I then tried a few other models, including Claude Sonnet 3.5, which did a reasonable job but still required more intervention than I would have liked. This weekend I asked OpenAI’s o3-mini-high model to give it a go. I gave it a clear prompt:

“I want to create a dataset of transit information for the 50 busiest airports in Europe to the city centers they serve. Each result should include the distance in kilometers, and for each transit method—such as taxis, trains, trams, or buses—provide travel time, frequency, and one-way fare in euros, all formatted in a consistent JSON schema.”

To my surprise, the model succeeded for most airports, delivering data for 44 out of 50 – a decent starting point.

Here is an example of the JSON output for Heathrow Airport in London:

    {
      "name": "Heathrow Airport",
      "city": "London",
      "distance_km": 24,
      "airport_coords": { "lat": 51.4700, "lon": -0.4543 },
      "city_coords": { "lat": 51.5074, "lon": -0.1278 },
      "transit_options": [
        {
          "mode": "Heathrow Express",
          "transit_type": "train",
          "travel_time_minutes": 20,
          "frequency": "every 15 minutes",
          "fare_euros": 25
        },
        {
          "mode": "Taxi",
          "transit_type": "taxi",
          "travel_time_minutes": 50,
          "frequency": "on-demand",
          "fare_euros": 65
        },
        {
          "mode": "Bus",
          "transit_type": "bus",
          "travel_time_minutes": 55,
          "frequency": "every 30 minutes",
          "fare_euros": 8
        }
      ]
    },

Building the Transit Trek App

Once I had the data, I asked the o3-mini-high model to create a Streamlit app to display it interactively. I think it did a decent job; the app is now live and available for anyone to explore at transit-trek.streamlit.app.

This is what the landing page of the Transit Trek app looks like

The app features three tabs:

  • Exploratory Tab:
    A customizable scatterplot lets users choose which metrics to compare (for example, distance versus travel time). A Folium map with clickable markers—each displaying a neat, formatted HTML table—provides a geographical perspective on transit options.

  • Analysis Tab:
    This section dives into the insights. One chart highlights the difference between the cheapest and most expensive fares per airport, while another bar chart compares taxi prices per kilometer, revealing, for instance, that Geneva’s taxis are among the priciest while Istanbul offers more affordable rides.

  • Data Tab:
    Here, users can inspect the raw and flattened datasets, ensuring transparency and inviting further exploration.

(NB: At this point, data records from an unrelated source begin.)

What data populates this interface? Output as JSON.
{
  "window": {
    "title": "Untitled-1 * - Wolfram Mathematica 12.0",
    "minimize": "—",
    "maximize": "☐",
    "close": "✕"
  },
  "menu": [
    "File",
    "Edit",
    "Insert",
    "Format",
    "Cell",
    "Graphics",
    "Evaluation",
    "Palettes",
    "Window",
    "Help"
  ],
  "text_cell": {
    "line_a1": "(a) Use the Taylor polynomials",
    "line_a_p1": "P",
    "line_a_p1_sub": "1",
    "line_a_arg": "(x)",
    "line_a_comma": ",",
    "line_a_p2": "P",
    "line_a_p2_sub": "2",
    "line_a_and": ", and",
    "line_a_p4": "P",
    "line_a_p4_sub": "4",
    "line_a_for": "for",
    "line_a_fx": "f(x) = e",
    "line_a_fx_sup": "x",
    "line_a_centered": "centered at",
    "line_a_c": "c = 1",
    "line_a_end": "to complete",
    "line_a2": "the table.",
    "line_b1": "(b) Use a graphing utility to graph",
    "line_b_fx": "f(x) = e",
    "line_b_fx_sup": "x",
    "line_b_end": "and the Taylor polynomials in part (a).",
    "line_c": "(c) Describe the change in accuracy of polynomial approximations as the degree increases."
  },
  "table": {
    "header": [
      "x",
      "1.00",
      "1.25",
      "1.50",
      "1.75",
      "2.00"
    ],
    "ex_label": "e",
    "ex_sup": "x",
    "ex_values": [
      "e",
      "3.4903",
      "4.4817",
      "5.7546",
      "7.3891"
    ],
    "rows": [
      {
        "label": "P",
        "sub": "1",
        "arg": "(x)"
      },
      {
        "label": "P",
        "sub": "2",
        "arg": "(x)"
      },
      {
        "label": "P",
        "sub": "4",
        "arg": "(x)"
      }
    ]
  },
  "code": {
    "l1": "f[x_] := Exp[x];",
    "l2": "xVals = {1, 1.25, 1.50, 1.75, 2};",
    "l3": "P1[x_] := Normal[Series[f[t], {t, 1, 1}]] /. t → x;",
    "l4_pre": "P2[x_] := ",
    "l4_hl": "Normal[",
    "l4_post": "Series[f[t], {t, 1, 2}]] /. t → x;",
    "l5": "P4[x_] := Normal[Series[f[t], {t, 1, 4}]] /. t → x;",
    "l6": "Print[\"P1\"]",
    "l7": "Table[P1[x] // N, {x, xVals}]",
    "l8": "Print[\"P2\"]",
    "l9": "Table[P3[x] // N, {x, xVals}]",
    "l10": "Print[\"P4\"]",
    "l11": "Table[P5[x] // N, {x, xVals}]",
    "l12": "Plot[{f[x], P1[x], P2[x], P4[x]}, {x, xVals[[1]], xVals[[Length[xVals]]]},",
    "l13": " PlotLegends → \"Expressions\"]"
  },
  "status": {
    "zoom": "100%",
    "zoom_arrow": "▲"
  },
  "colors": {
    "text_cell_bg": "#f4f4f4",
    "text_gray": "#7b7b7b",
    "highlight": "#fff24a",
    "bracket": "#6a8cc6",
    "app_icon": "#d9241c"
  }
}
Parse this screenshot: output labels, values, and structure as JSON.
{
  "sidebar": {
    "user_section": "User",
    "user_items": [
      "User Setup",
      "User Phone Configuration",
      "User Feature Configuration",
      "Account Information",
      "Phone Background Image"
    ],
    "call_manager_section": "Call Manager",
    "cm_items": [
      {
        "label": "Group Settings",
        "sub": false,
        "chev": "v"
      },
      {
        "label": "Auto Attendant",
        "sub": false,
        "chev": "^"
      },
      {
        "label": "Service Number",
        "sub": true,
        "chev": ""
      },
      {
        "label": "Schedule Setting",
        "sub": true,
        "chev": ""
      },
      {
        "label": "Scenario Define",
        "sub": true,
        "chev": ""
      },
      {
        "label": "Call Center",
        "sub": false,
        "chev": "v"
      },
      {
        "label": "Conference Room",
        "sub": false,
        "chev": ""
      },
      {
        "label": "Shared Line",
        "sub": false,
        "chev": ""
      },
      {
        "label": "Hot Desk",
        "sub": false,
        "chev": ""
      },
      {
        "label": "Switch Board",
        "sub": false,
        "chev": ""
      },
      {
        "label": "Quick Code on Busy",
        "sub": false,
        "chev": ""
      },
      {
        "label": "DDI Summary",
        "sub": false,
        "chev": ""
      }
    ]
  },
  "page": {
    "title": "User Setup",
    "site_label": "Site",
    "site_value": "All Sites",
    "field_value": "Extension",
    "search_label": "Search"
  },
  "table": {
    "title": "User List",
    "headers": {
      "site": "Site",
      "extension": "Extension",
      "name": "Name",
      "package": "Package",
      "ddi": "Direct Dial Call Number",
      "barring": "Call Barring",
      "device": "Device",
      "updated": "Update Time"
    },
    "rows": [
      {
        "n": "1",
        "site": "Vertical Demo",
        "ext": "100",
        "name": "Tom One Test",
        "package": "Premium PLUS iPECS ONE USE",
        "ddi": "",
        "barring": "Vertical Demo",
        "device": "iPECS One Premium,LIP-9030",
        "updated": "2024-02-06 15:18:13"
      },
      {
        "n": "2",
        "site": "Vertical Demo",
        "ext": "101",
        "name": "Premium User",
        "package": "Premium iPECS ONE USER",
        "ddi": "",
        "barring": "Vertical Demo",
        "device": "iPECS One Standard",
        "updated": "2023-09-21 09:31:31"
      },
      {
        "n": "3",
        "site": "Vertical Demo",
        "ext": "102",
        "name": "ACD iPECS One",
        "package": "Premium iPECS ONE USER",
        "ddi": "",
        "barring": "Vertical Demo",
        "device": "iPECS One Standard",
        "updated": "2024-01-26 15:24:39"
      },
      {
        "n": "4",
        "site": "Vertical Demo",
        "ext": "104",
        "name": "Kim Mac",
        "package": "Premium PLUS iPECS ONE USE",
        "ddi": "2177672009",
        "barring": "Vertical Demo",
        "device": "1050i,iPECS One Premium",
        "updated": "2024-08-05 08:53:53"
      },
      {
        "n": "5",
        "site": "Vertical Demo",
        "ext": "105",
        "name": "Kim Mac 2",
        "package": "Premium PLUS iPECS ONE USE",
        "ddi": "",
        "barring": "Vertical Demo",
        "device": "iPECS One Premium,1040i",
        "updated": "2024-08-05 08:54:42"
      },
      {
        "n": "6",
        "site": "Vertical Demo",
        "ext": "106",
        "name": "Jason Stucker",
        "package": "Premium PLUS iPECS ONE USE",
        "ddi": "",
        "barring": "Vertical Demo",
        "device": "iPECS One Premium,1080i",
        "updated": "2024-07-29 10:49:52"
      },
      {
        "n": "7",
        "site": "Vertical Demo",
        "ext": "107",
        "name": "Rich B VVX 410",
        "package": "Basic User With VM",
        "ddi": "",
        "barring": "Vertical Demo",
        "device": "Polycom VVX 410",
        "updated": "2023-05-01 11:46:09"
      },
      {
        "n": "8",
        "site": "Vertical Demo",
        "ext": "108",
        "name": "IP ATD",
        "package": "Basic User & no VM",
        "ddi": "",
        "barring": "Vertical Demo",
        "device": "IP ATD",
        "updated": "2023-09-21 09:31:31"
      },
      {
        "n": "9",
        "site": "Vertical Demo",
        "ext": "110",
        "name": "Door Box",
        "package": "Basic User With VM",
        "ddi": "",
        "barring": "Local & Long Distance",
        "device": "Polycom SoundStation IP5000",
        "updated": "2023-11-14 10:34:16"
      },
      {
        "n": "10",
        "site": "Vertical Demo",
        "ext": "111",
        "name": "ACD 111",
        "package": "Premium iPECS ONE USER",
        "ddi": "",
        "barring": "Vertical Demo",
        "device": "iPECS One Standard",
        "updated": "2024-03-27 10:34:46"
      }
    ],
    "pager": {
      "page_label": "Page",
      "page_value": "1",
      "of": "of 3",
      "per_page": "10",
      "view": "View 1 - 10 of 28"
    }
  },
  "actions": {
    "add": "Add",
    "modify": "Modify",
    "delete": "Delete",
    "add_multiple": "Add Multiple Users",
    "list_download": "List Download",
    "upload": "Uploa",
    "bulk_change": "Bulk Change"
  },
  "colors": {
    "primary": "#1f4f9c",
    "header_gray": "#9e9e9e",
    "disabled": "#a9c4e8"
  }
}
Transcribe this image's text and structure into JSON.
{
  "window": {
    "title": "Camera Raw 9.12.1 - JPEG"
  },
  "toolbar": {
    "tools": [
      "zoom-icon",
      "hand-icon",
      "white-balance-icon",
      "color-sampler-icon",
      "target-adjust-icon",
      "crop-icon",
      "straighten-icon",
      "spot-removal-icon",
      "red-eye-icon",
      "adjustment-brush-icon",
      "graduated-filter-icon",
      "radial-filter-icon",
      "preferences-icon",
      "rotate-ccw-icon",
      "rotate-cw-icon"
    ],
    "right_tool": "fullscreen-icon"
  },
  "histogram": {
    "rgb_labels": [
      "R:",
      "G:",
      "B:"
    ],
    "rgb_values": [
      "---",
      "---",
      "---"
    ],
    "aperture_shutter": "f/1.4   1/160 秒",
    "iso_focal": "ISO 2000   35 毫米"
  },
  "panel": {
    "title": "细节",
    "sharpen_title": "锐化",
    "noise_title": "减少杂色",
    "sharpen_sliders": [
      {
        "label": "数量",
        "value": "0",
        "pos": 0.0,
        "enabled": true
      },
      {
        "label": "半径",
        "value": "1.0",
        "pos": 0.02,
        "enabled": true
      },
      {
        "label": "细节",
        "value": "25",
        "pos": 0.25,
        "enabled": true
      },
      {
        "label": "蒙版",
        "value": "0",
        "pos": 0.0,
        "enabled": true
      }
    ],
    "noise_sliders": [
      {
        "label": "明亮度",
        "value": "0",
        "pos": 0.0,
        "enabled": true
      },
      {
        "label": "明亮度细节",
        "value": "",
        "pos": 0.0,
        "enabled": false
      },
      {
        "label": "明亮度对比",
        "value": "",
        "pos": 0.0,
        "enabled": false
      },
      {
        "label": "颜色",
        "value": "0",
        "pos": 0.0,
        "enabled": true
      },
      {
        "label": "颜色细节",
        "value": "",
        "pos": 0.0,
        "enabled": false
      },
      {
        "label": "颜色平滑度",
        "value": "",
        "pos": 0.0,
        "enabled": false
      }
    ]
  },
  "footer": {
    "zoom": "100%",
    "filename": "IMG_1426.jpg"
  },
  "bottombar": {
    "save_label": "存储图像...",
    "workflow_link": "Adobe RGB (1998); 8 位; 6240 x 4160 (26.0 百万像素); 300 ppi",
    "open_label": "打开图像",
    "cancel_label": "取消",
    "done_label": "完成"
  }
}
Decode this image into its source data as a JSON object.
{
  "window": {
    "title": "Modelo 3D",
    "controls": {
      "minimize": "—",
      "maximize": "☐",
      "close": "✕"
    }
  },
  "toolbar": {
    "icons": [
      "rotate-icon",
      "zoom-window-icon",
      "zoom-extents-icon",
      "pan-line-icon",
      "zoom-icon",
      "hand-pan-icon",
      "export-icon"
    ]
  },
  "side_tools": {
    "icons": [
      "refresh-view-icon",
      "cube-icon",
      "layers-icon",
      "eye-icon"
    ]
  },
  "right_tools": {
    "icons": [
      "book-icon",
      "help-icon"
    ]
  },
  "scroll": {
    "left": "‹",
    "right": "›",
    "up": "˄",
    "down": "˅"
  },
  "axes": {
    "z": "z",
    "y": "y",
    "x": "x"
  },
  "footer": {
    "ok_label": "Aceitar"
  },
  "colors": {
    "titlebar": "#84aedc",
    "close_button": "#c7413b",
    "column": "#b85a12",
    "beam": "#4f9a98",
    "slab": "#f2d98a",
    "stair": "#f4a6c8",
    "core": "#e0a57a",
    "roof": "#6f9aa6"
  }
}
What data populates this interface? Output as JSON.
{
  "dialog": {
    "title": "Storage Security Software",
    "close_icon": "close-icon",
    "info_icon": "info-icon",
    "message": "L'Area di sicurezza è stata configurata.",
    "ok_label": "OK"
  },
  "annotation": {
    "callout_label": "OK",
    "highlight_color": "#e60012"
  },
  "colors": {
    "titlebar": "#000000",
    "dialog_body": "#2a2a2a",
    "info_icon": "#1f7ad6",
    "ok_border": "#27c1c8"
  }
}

Exploratory tab: folium map

Analysis Tab: costly trips

Data Tab: raw data

Insights & Opportunities

The app immediately uncovered some interesting patterns:

  • Transit Variation:
    Unsurprisingly, when looking at travel time and holding distance constant, we see that the fastest transit options are trains and metros (dark blue and pink), while taxis are next fastest (light blue), followed by busses (in red).

  • Fare Differentials:
    Busses and metros lead the pack in affordability, with trains and taxis costing more. The scatterplot reveals that some airports—like Geneva and Zurich—have a wide range of fares, while others—like Istanbul and Madrid—offer more consistent pricing.

I think that the current app is a very good start, especially given that it took me a couple of hours to refine based on the output from the o3 model.

Looking ahead, there are plenty of opportunities to improve the app:

  • Population Metrics:
    Incorporating data on city populations might explain why airports in mega-cities like Paris and London have longer distances and varied transit options.

  • Data Quality:
    A more robust quality assurance process could update outdated figures—such as revised taxi fares—to ensure the app remains current. I picked up some old data for the RER B train from CDG to Paris, for example, which now costs €12, rather than the €10 I have in the dataset.

Conclusion

Transit Trek is just a dashboard. With the OpenAI o3-mini-high model, I could automate a process that once required a great deal of manual effort. I think this was a useful benchmark for me to understand the capabilities of modern LLM systems and how they can support our work as idea havers.